Buongiorno. It's just Monica and I in the house at the moment. As t's Monday, everybody's doing something except us, so while she performs various grooming tasks, I blog.
After the aforementioned, we had a look around Offagna's castle/fort/tower thing, which is good for taking pictures like this from:
It is like a little castle, it's got guardrooms, munitions rooms, battlements, a tirture chamber - the works. Monica used to give the tours so she could tell me everything the guidebook could directly. In one of the weapons rooms there was an excerpt, apropos of nothing, from the Bayeux tapestry. The tower was built 3/400 years afterwards, so it was something I might have smugly mentioned in the visitor's book if there was one. There wasn't, for the benefit of all parties. It also has a bell. This is what it looks like when an inglese in a floppy capello gives it a ring (you can do these kinds of things in an Italian villlage apparently), realises it's un po forte and runs away in embarassment:
And this is me looking about as tough as it is humanly possible for me to do at the behest of la mia ragazza. I look like a complete spoon:
Finally, from the picture point of view, this is central Offagna, looking up. We're quite close to Monica's house, which is up the hill:
Hmmm. It's not working. Maybe there's a three picture limit or something. Never mind. Then we had a little walk in the sun. And then it was finally time for mass.
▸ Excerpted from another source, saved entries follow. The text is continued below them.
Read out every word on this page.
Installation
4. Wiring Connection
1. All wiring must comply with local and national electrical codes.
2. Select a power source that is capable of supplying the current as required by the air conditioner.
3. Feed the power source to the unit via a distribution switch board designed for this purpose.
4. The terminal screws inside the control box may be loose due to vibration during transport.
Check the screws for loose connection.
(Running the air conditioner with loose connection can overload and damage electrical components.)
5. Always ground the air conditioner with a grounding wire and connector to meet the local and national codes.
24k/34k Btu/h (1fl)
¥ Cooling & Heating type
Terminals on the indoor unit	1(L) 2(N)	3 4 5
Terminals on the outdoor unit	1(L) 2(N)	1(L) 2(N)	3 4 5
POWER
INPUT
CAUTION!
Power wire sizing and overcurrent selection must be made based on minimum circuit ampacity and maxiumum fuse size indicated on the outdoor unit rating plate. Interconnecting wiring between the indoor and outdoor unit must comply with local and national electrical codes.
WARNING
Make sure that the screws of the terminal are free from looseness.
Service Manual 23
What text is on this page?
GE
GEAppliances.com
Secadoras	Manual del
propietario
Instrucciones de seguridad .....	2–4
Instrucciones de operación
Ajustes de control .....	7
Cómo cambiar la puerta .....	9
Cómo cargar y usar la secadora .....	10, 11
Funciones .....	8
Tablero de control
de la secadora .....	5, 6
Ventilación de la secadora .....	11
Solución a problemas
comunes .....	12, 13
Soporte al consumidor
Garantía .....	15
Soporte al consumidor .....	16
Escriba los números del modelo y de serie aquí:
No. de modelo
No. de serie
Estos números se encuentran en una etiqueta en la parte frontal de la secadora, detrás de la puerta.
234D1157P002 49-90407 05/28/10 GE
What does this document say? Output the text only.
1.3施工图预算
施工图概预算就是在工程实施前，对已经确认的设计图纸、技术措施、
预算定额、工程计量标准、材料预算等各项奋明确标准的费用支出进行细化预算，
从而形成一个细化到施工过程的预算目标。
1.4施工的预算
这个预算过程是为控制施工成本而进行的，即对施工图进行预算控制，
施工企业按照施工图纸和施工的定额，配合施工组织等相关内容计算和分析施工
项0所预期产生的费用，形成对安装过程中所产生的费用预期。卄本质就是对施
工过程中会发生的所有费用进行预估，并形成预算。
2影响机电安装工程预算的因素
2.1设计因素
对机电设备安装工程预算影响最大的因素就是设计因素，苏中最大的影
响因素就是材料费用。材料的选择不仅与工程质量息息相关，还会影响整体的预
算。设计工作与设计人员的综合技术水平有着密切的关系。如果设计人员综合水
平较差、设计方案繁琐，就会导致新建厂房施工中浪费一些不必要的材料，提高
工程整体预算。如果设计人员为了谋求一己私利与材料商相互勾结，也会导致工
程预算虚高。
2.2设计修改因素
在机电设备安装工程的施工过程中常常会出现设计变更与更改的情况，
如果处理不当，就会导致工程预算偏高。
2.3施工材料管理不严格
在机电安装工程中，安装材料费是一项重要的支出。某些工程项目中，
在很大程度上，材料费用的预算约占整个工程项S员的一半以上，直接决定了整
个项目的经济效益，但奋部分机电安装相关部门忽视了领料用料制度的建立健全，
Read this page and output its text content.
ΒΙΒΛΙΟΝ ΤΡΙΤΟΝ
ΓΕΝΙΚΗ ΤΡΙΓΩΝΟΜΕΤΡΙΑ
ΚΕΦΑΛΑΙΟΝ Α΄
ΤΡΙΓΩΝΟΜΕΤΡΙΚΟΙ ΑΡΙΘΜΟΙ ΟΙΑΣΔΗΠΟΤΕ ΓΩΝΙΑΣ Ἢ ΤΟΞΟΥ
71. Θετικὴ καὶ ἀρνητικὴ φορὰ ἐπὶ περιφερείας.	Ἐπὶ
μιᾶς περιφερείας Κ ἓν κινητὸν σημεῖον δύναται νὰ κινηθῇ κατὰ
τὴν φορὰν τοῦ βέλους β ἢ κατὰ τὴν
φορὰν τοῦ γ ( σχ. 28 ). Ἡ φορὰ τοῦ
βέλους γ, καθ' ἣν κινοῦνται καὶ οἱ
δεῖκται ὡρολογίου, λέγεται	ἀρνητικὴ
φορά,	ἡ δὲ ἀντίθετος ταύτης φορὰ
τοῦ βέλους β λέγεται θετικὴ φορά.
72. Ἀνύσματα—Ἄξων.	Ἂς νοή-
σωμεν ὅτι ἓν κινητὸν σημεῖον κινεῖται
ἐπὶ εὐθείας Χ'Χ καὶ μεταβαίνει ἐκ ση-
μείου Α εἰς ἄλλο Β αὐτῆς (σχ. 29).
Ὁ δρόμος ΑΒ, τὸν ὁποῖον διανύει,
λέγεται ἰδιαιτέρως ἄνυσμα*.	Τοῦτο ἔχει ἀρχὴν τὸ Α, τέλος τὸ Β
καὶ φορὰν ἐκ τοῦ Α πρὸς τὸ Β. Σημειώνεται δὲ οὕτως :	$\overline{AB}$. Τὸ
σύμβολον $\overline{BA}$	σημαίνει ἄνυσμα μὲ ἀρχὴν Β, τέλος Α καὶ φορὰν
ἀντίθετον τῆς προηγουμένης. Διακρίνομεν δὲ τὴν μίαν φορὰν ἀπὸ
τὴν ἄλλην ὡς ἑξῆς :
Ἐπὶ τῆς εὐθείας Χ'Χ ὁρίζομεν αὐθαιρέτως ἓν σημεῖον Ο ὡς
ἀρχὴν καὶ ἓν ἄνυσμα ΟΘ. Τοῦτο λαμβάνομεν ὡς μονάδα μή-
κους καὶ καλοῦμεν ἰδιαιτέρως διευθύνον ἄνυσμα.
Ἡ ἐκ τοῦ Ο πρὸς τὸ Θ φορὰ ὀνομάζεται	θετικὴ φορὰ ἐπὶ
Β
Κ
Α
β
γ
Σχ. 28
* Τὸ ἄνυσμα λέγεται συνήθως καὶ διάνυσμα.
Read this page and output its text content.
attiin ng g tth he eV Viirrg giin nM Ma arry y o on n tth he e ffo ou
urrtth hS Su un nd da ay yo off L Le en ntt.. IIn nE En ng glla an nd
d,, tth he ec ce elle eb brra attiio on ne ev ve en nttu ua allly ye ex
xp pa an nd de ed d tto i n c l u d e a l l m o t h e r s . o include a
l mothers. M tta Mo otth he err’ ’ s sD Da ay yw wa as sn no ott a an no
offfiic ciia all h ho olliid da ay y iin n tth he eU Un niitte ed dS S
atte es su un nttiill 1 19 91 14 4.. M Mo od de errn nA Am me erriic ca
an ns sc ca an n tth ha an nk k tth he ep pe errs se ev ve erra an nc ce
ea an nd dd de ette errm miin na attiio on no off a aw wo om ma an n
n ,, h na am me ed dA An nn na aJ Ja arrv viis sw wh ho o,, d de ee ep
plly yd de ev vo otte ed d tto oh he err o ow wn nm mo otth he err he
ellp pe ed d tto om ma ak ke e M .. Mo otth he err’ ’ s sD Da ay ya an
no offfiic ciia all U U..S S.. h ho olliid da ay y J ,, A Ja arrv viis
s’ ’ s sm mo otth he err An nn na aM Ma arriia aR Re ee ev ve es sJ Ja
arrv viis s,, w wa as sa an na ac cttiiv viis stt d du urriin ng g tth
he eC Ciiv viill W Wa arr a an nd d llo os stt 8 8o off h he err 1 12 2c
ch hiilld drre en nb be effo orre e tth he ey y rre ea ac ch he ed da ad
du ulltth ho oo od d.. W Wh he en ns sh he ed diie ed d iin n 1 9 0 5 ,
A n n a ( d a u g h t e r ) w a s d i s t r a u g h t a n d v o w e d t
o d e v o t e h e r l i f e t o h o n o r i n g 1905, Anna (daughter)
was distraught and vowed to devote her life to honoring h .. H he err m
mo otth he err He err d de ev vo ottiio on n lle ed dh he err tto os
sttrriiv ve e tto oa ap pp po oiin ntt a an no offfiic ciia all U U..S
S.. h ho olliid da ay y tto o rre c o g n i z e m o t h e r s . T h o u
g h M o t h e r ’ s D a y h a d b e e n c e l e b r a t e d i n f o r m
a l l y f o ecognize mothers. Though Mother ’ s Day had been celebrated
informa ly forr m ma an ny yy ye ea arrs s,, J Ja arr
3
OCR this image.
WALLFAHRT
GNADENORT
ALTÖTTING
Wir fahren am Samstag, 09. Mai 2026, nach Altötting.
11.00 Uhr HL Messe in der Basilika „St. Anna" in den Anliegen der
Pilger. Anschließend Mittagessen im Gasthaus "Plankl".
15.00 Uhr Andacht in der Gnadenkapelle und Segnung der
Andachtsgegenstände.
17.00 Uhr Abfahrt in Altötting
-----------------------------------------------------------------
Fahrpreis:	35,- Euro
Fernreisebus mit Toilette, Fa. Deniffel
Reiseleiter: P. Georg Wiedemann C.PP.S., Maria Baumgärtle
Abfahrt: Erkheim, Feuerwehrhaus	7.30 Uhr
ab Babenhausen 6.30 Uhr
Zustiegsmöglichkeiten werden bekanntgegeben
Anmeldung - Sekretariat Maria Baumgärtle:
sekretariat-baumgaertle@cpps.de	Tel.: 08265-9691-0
It was nice, realxed, and what with a very comprehensive service sheet, I could follow it and do most of the responses, but they really whizz through the creed in Italia. "Dio di dio, luce da luce, generato non creato" is one of the easier bits.
Had pizza for dinner, which was good. Though Monica pulls a rather disgusted face when she sees ham and pineapple on an English pizza, they seem to have stooped to chip pizza in Italia, which seems absurd to me. Not that any of the Zagaglie really seemed to like it.